Morell avait élargi son raisonnement. Les chiffres pouvaient-ils signifier autre chose ? Les numéros d'immatriculation des véhicules dans les années 1960 associaient une lettre pour le département et cinq chiffres — encore une impasse.
L'inspecteur avait ensuite abandonné les chiffres pour se concentrer sur les noms. Il était allé jusqu'à constituer une liste de toutes les personnes à Hedestad nommées Mari, Magda et Sara ou qui avaient pour initiales RL et RJ. Il avait obtenu un répertoire de trois cent sept personnes en tout. Parmi celles-ci, vingt-neuf avaient une forme de connexion avec Harriet ; un camarade de classe du collège s'appelait par exemple Roland Jacobsson, RJ. Ils n'avaient cependant pas été particulièrement proches et n'avaient pas eu de contact depuis que Harriet avait commencé au lycée. Il n'y avait en outre aucun lien avec le numéro de téléphone.
Le mystère du carnet de téléphone était resté irrésolu.
SA QUATRIÈME RENCONTRE avec maître Bjurman n'était pas prévue dans les rendez-vous fixes. Elle avait été obligée de prendre contact avec lui.
La deuxième semaine de février, l'ordinateur portable de Lisbeth Salander rendit l'âme dans un accident si stupide qu'elle fut près d'assassiner la terre entière. Arrivée à vélo pour une réunion chez Milton Security, elle s'était garée derrière un pilier dans le garage et avait posé son sac à dos par terre pour sortir l'antivol. Une Saab rouge sombre avait choisi ce moment pour reculer.
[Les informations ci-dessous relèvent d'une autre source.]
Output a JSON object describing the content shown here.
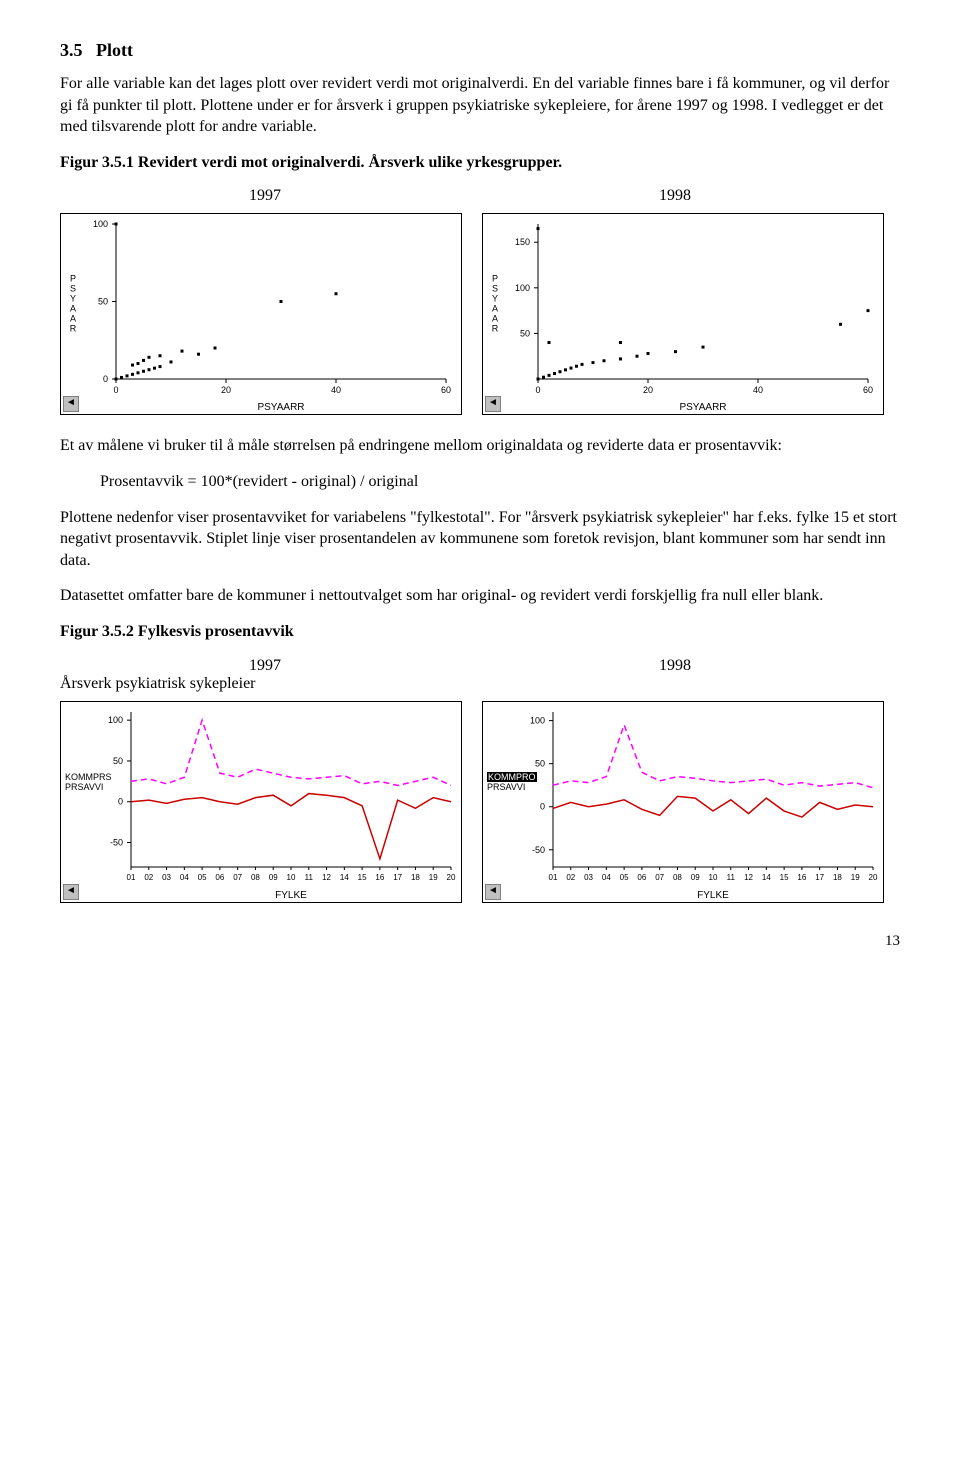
{
  "section": {
    "number": "3.5",
    "title": "Plott"
  },
  "para1": "For alle variable kan det lages plott over revidert verdi mot originalverdi. En del variable finnes bare i få kommuner, og vil derfor gi få punkter til plott. Plottene under er for årsverk i gruppen psykiatriske sykepleiere, for årene 1997 og 1998. I vedlegget er det med tilsvarende plott for andre variable.",
  "fig1": {
    "caption": "Figur 3.5.1 Revidert verdi mot originalverdi. Årsverk ulike yrkesgrupper.",
    "year_left": "1997",
    "year_right": "1998"
  },
  "scatter1997": {
    "type": "scatter",
    "xlabel": "PSYAARR",
    "ylabel": "PSYAAR",
    "xlim": [
      0,
      60
    ],
    "xtick_step": 20,
    "ylim": [
      0,
      100
    ],
    "ytick_step": 50,
    "label_fontsize": 9,
    "marker": "square",
    "marker_size": 3,
    "marker_color": "#000000",
    "background_color": "#ffffff",
    "points": [
      [
        0,
        0
      ],
      [
        1,
        1
      ],
      [
        2,
        2
      ],
      [
        3,
        3
      ],
      [
        4,
        4
      ],
      [
        5,
        5
      ],
      [
        6,
        6
      ],
      [
        7,
        7
      ],
      [
        8,
        8
      ],
      [
        3,
        9
      ],
      [
        4,
        10
      ],
      [
        5,
        12
      ],
      [
        6,
        14
      ],
      [
        8,
        15
      ],
      [
        10,
        11
      ],
      [
        12,
        18
      ],
      [
        15,
        16
      ],
      [
        18,
        20
      ],
      [
        0,
        100
      ],
      [
        30,
        50
      ],
      [
        40,
        55
      ]
    ]
  },
  "scatter1998": {
    "type": "scatter",
    "xlabel": "PSYAARR",
    "ylabel": "PSYAAR",
    "xlim": [
      0,
      60
    ],
    "xtick_step": 20,
    "ylim": [
      0,
      170
    ],
    "yticks": [
      50,
      100,
      150
    ],
    "label_fontsize": 9,
    "marker": "square",
    "marker_size": 3,
    "marker_color": "#000000",
    "background_color": "#ffffff",
    "points": [
      [
        0,
        0
      ],
      [
        1,
        2
      ],
      [
        2,
        4
      ],
      [
        3,
        6
      ],
      [
        4,
        8
      ],
      [
        5,
        10
      ],
      [
        6,
        12
      ],
      [
        7,
        14
      ],
      [
        8,
        16
      ],
      [
        10,
        18
      ],
      [
        12,
        20
      ],
      [
        15,
        22
      ],
      [
        18,
        25
      ],
      [
        20,
        28
      ],
      [
        25,
        30
      ],
      [
        30,
        35
      ],
      [
        2,
        40
      ],
      [
        15,
        40
      ],
      [
        0,
        165
      ],
      [
        60,
        75
      ],
      [
        55,
        60
      ]
    ]
  },
  "para2": "Et av målene vi bruker til å måle størrelsen på endringene mellom originaldata og reviderte data er prosentavvik:",
  "formula": "Prosentavvik = 100*(revidert - original) / original",
  "para3": "Plottene nedenfor viser prosentavviket for variabelens \"fylkestotal\". For \"årsverk psykiatrisk sykepleier\" har f.eks. fylke 15 et stort negativt prosentavvik. Stiplet linje viser prosentandelen av kommunene som foretok revisjon, blant kommuner som har sendt inn data.",
  "para4": "Datasettet omfatter bare de kommuner i nettoutvalget som har original- og revidert verdi forskjellig fra null eller blank.",
  "fig2": {
    "caption": "Figur 3.5.2 Fylkesvis prosentavvik",
    "year_left": "1997",
    "year_right": "1998",
    "subtitle": "Årsverk psykiatrisk sykepleier"
  },
  "line1997": {
    "type": "line",
    "xlabel": "FYLKE",
    "legend": [
      "KOMMPRS",
      "PRSAVVI"
    ],
    "xticks": [
      "01",
      "02",
      "03",
      "04",
      "05",
      "06",
      "07",
      "08",
      "09",
      "10",
      "11",
      "12",
      "14",
      "15",
      "16",
      "17",
      "18",
      "19",
      "20"
    ],
    "ylim": [
      -80,
      110
    ],
    "yticks": [
      -50,
      0,
      50,
      100
    ],
    "label_fontsize": 9,
    "series": [
      {
        "name": "KOMMPRS",
        "color": "#ff00ff",
        "dash": "6,4",
        "width": 1.5,
        "y": [
          25,
          28,
          22,
          30,
          100,
          35,
          30,
          40,
          35,
          30,
          28,
          30,
          32,
          22,
          25,
          20,
          25,
          30,
          20
        ]
      },
      {
        "name": "PRSAVVI",
        "color": "#cc0000",
        "dash": "",
        "width": 1.5,
        "y": [
          0,
          2,
          -2,
          3,
          5,
          0,
          -3,
          5,
          8,
          -5,
          10,
          8,
          5,
          -5,
          -70,
          2,
          -8,
          5,
          0
        ]
      }
    ]
  },
  "line1998": {
    "type": "line",
    "xlabel": "FYLKE",
    "legend": [
      "KOMMPRO",
      "PRSAVVI"
    ],
    "xticks": [
      "01",
      "02",
      "03",
      "04",
      "05",
      "06",
      "07",
      "08",
      "09",
      "10",
      "11",
      "12",
      "14",
      "15",
      "16",
      "17",
      "18",
      "19",
      "20"
    ],
    "ylim": [
      -70,
      110
    ],
    "yticks": [
      -50,
      0,
      50,
      100
    ],
    "label_fontsize": 9,
    "series": [
      {
        "name": "KOMMPRO",
        "color": "#ff00ff",
        "dash": "6,4",
        "width": 1.5,
        "y": [
          25,
          30,
          28,
          35,
          95,
          40,
          30,
          35,
          33,
          30,
          28,
          30,
          32,
          25,
          28,
          24,
          26,
          28,
          22
        ]
      },
      {
        "name": "PRSAVVI",
        "color": "#cc0000",
        "dash": "",
        "width": 1.5,
        "y": [
          -2,
          5,
          0,
          3,
          8,
          -3,
          -10,
          12,
          10,
          -5,
          8,
          -8,
          10,
          -5,
          -12,
          5,
          -3,
          2,
          0
        ]
      }
    ]
  },
  "pagenum": "13"
}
Elle avait le dos tourné et elle entendit le craquement. Le conducteur ne s'était rendu compte de rien et il avait tranquillement monté la rampe pour disparaître par la sortie du garage.
Le sac à dos contenait son Apple iBook 600 blanc avec son disque dur de 25 Go et 420 Mo de mémoire vive, fabriqué en janvier 2002 et pourvu d'un écran de 14 pouces. Quand elle l'avait acheté, c'était le fin du fin de chez Apple. Les ordinateurs de Lisbeth Salander disposaient des configurations les plus récentes et parfois les plus coûteuses — l'équipement informatique était grosso modo le seul poste extravagant dans ses dépenses.
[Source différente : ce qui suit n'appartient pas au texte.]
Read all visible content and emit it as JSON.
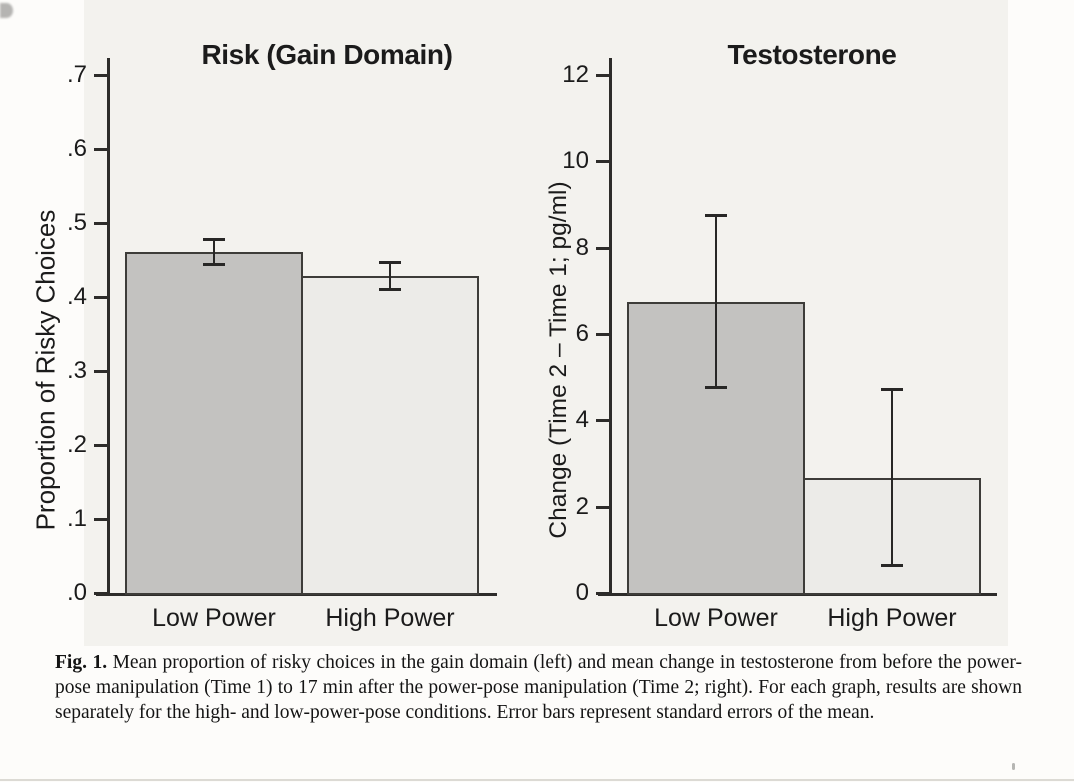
{
  "figure": {
    "caption_label": "Fig. 1.",
    "caption_text": "Mean proportion of risky choices in the gain domain (left) and mean change in testosterone from before the power-pose manipulation (Time 1) to 17 min after the power-pose manipulation (Time 2; right). For each graph, results are shown separately for the high- and low-power-pose conditions. Error bars represent standard errors of the mean."
  },
  "chart_data": [
    {
      "type": "bar",
      "title": "Risk (Gain Domain)",
      "xlabel": "",
      "ylabel": "Proportion of Risky Choices",
      "categories": [
        "Low Power",
        "High Power"
      ],
      "values": [
        0.461,
        0.428
      ],
      "errors": [
        0.018,
        0.019
      ],
      "ylim": [
        0,
        0.72
      ],
      "ytick_labels": [
        ".0",
        ".1",
        ".2",
        ".3",
        ".4",
        ".5",
        ".6",
        ".7"
      ],
      "ytick_values": [
        0,
        0.1,
        0.2,
        0.3,
        0.4,
        0.5,
        0.6,
        0.7
      ],
      "bar_colors": [
        "#c3c2c0",
        "#ecebe8"
      ],
      "grid": false,
      "legend": false,
      "error_bars": "standard error of the mean"
    },
    {
      "type": "bar",
      "title": "Testosterone",
      "xlabel": "",
      "ylabel": "Change (Time 2 – Time 1; pg/ml)",
      "categories": [
        "Low Power",
        "High Power"
      ],
      "values": [
        6.75,
        2.67
      ],
      "errors": [
        2.0,
        2.05
      ],
      "ylim": [
        0,
        12.4
      ],
      "ytick_labels": [
        "0",
        "2",
        "4",
        "6",
        "8",
        "10",
        "12"
      ],
      "ytick_values": [
        0,
        2,
        4,
        6,
        8,
        10,
        12
      ],
      "bar_colors": [
        "#c3c2c0",
        "#ecebe8"
      ],
      "grid": false,
      "legend": false,
      "error_bars": "standard error of the mean"
    }
  ]
}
Elle ouvrit son sac et constata que le couvercle de l'ordinateur était brisé. Elle essaya de le démarrer mais il ne manifesta même pas un dernier soubresaut. Elle emporta les restes au Macjesus Shop de Timmy dans Brännkyrkagatan, avec l'espoir qu'au moins une partie du disque dur serait récupérable. Après un petit moment de trifouillage, Timmy secoua la tête.
— Désolé. Plus d'espoir, annonça-t-il. Tu peux commander un bel enterrement.
La perte de l'ordinateur était un coup au moral mais pas une catastrophe. Lisbeth Salander s'était parfaitement bien entendue avec lui au cours de cette année de vie commune. Elle avait fait des copies de tous ses documents et elle possédait un vieux Mac G3 fixe, plus un PC Toshiba portable qu'elle pourrait utiliser. Mais — bordel de merde ! — elle avait besoin d'une bécane rapide et moderne.
Elle opta, on pouvait s'y attendre, pour le meilleur choix possible : le nouvel Apple PowerBook G4 à 1 Ghz, coque en alu et doté d'un processeur PowerPC 7451, AltiVec Velocity Engine, 960 Mo de RAM et d'un disque dur de 60 Go. Il avait BlueTooth et un graveur CD et DVD intégré.
Il avait surtout le premier écran 17 pouces du monde des portables avec une carte graphique Nvidia et une résolution de 1 440 x 900 pixels qui ébahissaient les adeptes des PC et déclassaient tout ce qu'on pouvait trouver d'autre sur le marché.